I just went in to cloud for the first time in a da...
# prefect-cloud
c
I just went in to cloud for the first time in a day or two and it looks like my notification rules were migrated. They didn’t pick up a failed run from this AM. Additionally, the notification method (slack) is now sealed up in an “anonymous block” that I can’t see or edit. Do I need to recreate the automations?
1
w
Hi Chris, thanks for flagging. The old style of notification was migrated to automations about a month ago, and yes you are correct that we chose to use the old anonymous blocks we were using under the hood so as to (ideally) not disrupt service. If youd like to change the slack block, yes recreating a new automation will give you that flexibility moving forward. This shouldn’t have caused any missed alerting though - if you have reproduction steps would you file an issue in our github repository?
c
OK. I’ll do so. I’m also seeing a 15 minute delay in notifications coming through which has made evaluating this a litle confusing.

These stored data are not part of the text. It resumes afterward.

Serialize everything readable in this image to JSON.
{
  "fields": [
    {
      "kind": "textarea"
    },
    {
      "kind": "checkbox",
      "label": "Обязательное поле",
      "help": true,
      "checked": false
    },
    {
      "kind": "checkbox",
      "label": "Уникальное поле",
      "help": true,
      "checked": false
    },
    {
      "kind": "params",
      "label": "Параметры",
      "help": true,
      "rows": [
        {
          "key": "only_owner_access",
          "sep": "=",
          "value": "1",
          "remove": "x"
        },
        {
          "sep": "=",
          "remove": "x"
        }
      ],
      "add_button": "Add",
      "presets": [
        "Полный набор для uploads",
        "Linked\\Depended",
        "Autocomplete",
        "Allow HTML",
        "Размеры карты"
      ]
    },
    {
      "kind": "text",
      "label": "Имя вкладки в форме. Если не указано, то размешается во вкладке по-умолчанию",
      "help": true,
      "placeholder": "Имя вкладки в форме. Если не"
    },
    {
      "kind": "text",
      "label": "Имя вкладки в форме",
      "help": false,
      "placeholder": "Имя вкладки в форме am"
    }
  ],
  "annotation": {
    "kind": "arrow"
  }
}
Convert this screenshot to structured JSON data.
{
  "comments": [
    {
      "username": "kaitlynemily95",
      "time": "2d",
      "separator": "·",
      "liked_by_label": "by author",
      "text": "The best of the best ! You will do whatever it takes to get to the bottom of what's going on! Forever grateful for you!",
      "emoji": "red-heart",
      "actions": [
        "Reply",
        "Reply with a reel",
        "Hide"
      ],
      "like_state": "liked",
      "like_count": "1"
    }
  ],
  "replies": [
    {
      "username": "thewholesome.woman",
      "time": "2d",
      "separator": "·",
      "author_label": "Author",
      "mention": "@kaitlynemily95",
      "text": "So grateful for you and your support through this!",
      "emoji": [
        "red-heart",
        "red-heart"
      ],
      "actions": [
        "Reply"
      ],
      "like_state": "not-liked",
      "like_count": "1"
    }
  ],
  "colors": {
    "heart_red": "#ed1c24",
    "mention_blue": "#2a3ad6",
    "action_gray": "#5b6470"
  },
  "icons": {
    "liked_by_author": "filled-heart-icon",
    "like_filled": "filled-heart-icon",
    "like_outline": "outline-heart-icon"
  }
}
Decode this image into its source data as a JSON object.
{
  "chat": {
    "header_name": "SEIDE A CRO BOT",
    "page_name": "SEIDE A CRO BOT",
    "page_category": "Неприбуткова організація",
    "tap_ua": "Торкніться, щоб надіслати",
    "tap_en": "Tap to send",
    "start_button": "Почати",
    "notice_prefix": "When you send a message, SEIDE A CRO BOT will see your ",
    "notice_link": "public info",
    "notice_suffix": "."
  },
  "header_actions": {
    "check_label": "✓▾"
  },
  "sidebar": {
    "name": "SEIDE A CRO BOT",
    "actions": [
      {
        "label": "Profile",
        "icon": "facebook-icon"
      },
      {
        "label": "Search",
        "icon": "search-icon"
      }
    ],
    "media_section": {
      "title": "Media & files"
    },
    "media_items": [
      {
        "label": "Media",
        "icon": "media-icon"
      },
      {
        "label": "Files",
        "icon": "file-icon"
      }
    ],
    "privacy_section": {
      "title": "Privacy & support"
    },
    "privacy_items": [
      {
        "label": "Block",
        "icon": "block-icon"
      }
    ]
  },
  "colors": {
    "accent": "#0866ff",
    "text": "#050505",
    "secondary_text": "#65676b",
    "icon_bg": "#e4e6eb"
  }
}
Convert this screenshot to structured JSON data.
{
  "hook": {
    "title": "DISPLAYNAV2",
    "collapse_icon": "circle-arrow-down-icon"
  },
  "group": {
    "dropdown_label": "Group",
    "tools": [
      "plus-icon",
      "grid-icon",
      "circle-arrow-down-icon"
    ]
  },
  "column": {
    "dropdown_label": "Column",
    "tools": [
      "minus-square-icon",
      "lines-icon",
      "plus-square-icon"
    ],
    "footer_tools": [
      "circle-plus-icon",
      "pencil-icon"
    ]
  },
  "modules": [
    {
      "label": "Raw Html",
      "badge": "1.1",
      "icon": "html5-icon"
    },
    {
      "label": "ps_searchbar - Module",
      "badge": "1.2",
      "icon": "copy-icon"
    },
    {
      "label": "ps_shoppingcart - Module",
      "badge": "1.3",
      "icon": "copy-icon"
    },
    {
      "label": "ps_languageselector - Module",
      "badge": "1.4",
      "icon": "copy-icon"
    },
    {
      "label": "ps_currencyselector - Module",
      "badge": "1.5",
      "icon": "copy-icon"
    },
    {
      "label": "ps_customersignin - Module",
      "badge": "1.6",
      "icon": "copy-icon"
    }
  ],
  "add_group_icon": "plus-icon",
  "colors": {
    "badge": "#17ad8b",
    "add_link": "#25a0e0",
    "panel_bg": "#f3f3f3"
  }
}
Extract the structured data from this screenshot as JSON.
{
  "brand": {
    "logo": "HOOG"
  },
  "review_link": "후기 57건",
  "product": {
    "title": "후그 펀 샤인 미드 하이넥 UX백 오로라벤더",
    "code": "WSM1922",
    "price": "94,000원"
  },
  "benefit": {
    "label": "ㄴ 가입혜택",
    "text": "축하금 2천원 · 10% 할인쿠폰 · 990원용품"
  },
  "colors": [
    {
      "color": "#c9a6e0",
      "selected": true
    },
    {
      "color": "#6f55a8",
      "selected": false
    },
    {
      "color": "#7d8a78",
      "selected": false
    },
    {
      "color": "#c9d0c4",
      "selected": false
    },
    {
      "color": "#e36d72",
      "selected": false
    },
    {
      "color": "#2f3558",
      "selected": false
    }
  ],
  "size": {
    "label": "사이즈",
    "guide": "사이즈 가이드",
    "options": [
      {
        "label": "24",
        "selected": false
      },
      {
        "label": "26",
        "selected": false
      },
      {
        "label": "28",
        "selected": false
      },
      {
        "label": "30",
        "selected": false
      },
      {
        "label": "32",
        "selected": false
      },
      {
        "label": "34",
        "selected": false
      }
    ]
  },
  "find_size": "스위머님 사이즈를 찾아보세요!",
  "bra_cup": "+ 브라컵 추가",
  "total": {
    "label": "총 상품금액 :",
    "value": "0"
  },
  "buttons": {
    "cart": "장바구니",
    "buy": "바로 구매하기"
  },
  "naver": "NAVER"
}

Actually I’m not really sure what I can put in a bug report. All I know is that the notification did not fire this morning on job failure like it always has and that when I retried the job after modifying the automation to fire on a completed state, it did send the notification - only it was 15 minutes after the run finished instead of close to immediate. All the runs I’ve done since are also working except that there’s a 15 minute delay.
w
Got it, thanks and sorry for the snag there, let me have someone on the team look into it.
c
Thanks for that report, Chris. I'm very sorry about that, during the timeframe you were experiencing that Friday afternoon, I had released a change to improve the reliability of the automation triggering system, but it ended up creating a bottleneck that delayed message processing. It took until around 5:30-6pm ET to get it back to a steady state. Have you observed any problems since then?
c
Thanks for checking up. I believe everything has been going through well since then.
c
That's good to know! For more context, we've been putting in some protections about event ordering (like making sure that
Running
events are processed before their subsequent
Completed
events) and it's proving a little tricky with the volume of events we're seeing. Thanks for your patience and let us know if you see any more trouble.